If you are overclocking then try increasing the core voltage, reduce the
CPU speed, reduce the front side bus speed, or change the memory timings
(CAS latency). Also try asking for help in one of the forums above - they
may have other ideas to try.
CAN I IGNORE THE PROBLEM?
-------------------------
Ignoring the problem is a matter of personal preference. There are
two schools of thought on this subject.
Most programs you run will not stress your computer enough to cause a
wrong result or system crash. If you ignore the problem, then video games
may stress your machine resulting in a system crash. Also, stay away from
distributed computing projects where an incorrect calculation might cause
you to return wrong results. Bad data will not help these projects!
In conclusion, if you are comfortable with a small risk of an occasional
system crash then feel free to live a little dangerously! Keep in mind
that the faster prime95 finds a hardware error the more likely it is that
other programs will experience problems.
The second school of thought is, "Why run a stress test if you are going
to ignore the results?" These people want a guaranteed 100% rock solid
machine. Passing these stability tests gives them the ability to run
CPU intensive programs with confidence.
FREQUENTLY ASKED QUESTIONS
--------------------------
Q) My machine is not overclocked. If I'm getting an error, then there must
be a bug in the program, right?
A) The torture test is comparing your machines results against
KNOWN CORRECT RESULTS. If your machine cannot generate correct
results, you have a hardware problem. HOWEVER, if you are failing
the torture test in the SAME SPOT with the SAME ERROR MESSAGE
every time, then ask for help at
http://mersenneforum.org - it is
possible that a recent change to the torture test code may have
introduced a software bug.
Q) How long should I run the torture test?

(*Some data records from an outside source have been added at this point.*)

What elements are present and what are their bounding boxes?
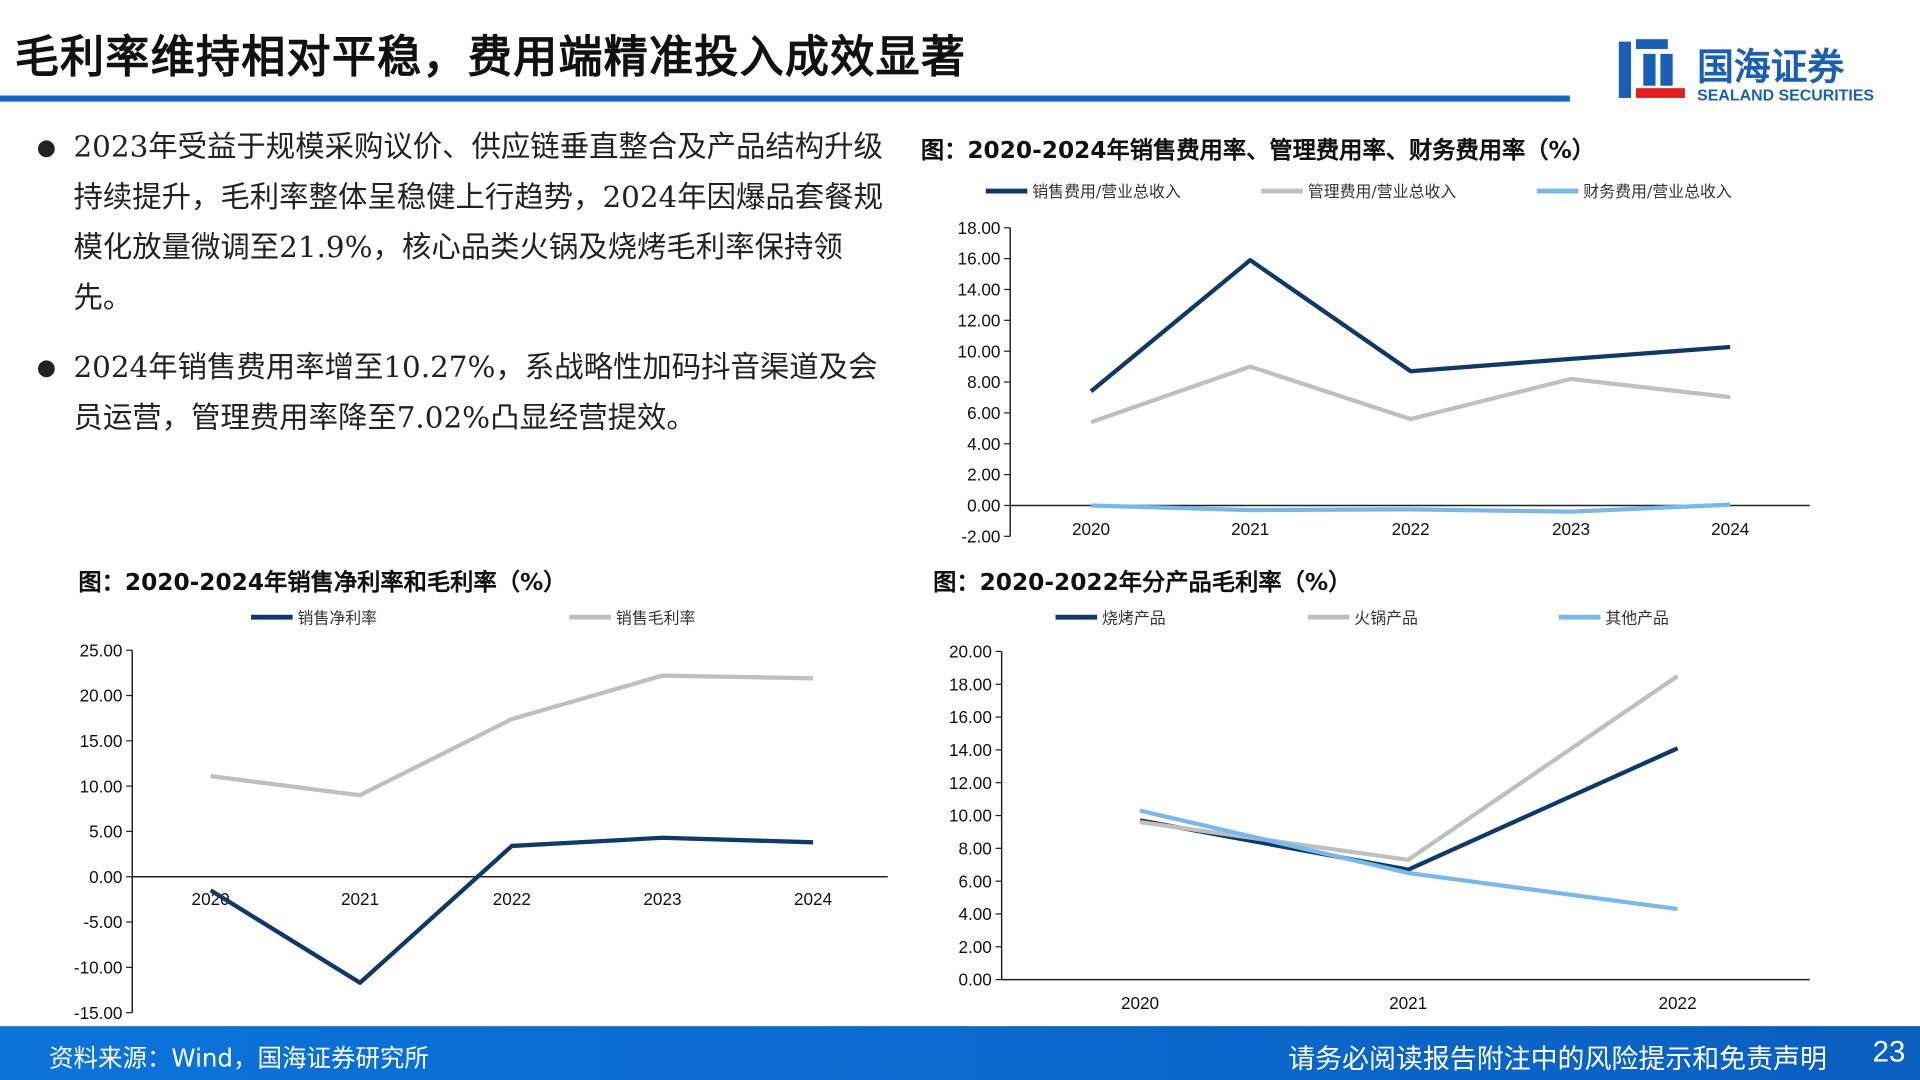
x-tick-label: 2022	[1392, 519, 1430, 539]
y-tick-label: 18.00	[958, 218, 1001, 238]
legend-label: 销售毛利率	[616, 608, 696, 627]
series-line-1	[1090, 364, 1731, 425]
y-tick-label: 2.00	[959, 937, 992, 957]
logo-text-en: SEALAND SECURITIES	[1697, 85, 1875, 105]
source-note: 资料来源：Wind，国海证券研究所	[48, 1043, 429, 1073]
disclaimer-link[interactable]: 请务必阅读报告附注中的风险提示和免责声明	[1288, 1044, 1827, 1076]
logo-text-cn: 国海证券	[1697, 46, 1845, 90]
y-tick-label: 15.00	[80, 731, 123, 751]
x-tick-label: 2021	[341, 889, 379, 909]
y-tick-label: 10.00	[949, 806, 992, 826]
bullet-item: 2023年受益于规模采购议价、供应链垂直整合及产品结构升级持续提升，毛利率整体呈…	[37, 122, 894, 323]
y-tick-label: 10.00	[80, 776, 123, 796]
y-tick-label: 14.00	[949, 740, 992, 760]
y-tick-label: -2.00	[961, 526, 1000, 546]
legend-label: 销售净利率	[298, 608, 378, 627]
y-tick-label: 12.00	[949, 773, 992, 793]
y-tick-label: 5.00	[89, 822, 122, 842]
y-tick-label: 2.00	[967, 465, 1000, 485]
bullet-list: 2023年受益于规模采购议价、供应链垂直整合及产品结构升级持续提升，毛利率整体呈…	[37, 122, 894, 462]
x-tick-label: 2024	[794, 889, 833, 909]
y-tick-label: 6.00	[959, 871, 992, 891]
y-tick-label: 18.00	[949, 674, 992, 694]
x-tick-label: 2020	[1121, 993, 1159, 1013]
x-tick-label: 2021	[1389, 993, 1427, 1013]
y-tick-label: 16.00	[958, 249, 1001, 269]
chart-title-expense: 图：2020-2024年销售费用率、管理费用率、财务费用率（%）	[920, 137, 1596, 165]
y-tick-label: 8.00	[967, 372, 1000, 392]
x-tick-label: 2020	[1072, 519, 1110, 539]
y-tick-label: 20.00	[80, 686, 123, 706]
y-tick-label: 14.00	[958, 280, 1001, 300]
legend-label: 火锅产品	[1354, 608, 1418, 627]
chart-title-product: 图：2020-2022年分产品毛利率（%）	[933, 569, 1352, 597]
y-tick-label: 4.00	[967, 434, 1000, 454]
y-tick-label: -15.00	[74, 1003, 123, 1023]
y-tick-label: 6.00	[967, 403, 1000, 423]
legend-label: 管理费用/营业总收入	[1308, 182, 1457, 201]
sealand-logo: 国海证券 SEALAND SECURITIES	[1614, 37, 1896, 106]
y-tick-label: 12.00	[958, 310, 1001, 330]
series-line-0	[1089, 258, 1731, 393]
footer-bar: 资料来源：Wind，国海证券研究所 请务必阅读报告附注中的风险提示和免责声明 2…	[0, 1026, 1920, 1080]
y-tick-label: 4.00	[959, 904, 992, 924]
x-tick-label: 2023	[643, 889, 681, 909]
legend-label: 烧烤产品	[1102, 608, 1166, 627]
x-tick-label: 2024	[1711, 519, 1750, 539]
title-underline	[0, 95, 1570, 102]
series-line-0	[1139, 746, 1679, 872]
y-tick-label: 25.00	[80, 640, 123, 660]
y-tick-label: 20.00	[949, 642, 992, 662]
legend-label: 其他产品	[1605, 608, 1669, 627]
bullet-item: 2024年销售费用率增至10.27%，系战略性加码抖音渠道及会员运营，管理费用率…	[37, 343, 894, 443]
y-tick-label: 0.00	[967, 496, 1000, 516]
chart-title-margin: 图：2020-2024年销售净利率和毛利率（%）	[78, 569, 567, 597]
logo-mark-icon	[1618, 39, 1685, 98]
x-tick-label: 2023	[1552, 519, 1590, 539]
y-tick-label: 16.00	[949, 707, 992, 727]
y-tick-label: 8.00	[959, 838, 992, 858]
y-tick-label: 0.00	[959, 970, 992, 990]
legend-label: 财务费用/营业总收入	[1583, 182, 1732, 201]
x-tick-label: 2022	[493, 889, 531, 909]
x-tick-label: 2022	[1659, 993, 1697, 1013]
legend-label: 销售费用/营业总收入	[1032, 182, 1181, 201]
page-title: 毛利率维持相对平稳，费用端精准投入成效显著	[14, 33, 967, 84]
y-tick-label: 10.00	[958, 341, 1001, 361]
y-tick-label: -5.00	[83, 912, 122, 932]
series-line-0	[209, 835, 814, 985]
x-tick-label: 2021	[1231, 519, 1269, 539]
y-tick-label: -10.00	[74, 957, 123, 977]
page-number: 23	[1872, 1035, 1906, 1069]
y-tick-label: 0.00	[89, 867, 122, 887]
series-line-1	[210, 673, 814, 798]
series-line-1	[1139, 674, 1679, 862]
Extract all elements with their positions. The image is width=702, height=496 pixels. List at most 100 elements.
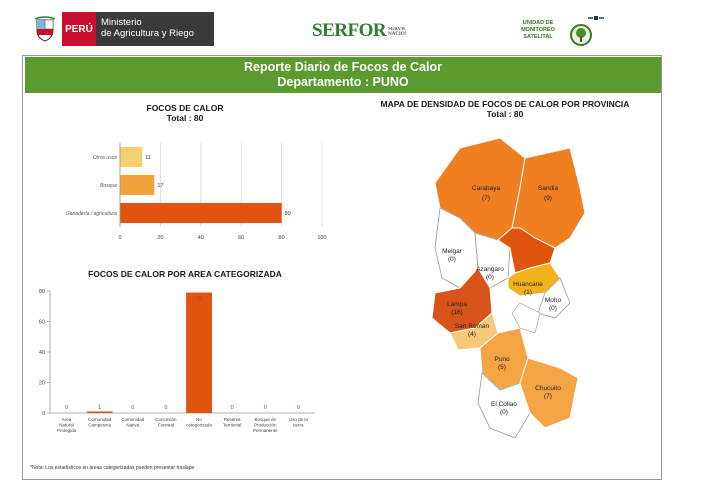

A) I recommend running it for somewhere between 6 and 24 hours.
The program has been known to fail only after several hours and in
some cases several weeks of operation. In most cases though, it will
fail within a few minutes on a flaky machine.
Q) Prime95 reports errors during the torture test, but other stability
tests don't. Do I have a problem?
A) Yes, you've reached the point where your machine has been
pushed just beyond its limits. Follow the recommendations above
to make your machine 100% stable or decide to live with a
machine that could have problems in rare circumstances.
Q) A forum member said "Don't bother with prime95, it always pukes on me,
and my system is stable!. What do you make of that?"
or
"We had a server at work that ran for 2 MONTHS straight, without a reboot
I installed Prime95 on it and ran it - a couple minutes later I get an error.
You are going to tell me that the server wasn't stable?"
A) These users obviously do not subscribe to the 100% rock solid
school of thought. THEIR MACHINES DO HAVE HARDWARE PROBLEMS.
But since they are not presently running any programs that reveal
the hardware problem, the machines are quite stable. As long as
these machines never run a program that uncovers the hardware problem,
then the machines will continue to be stable.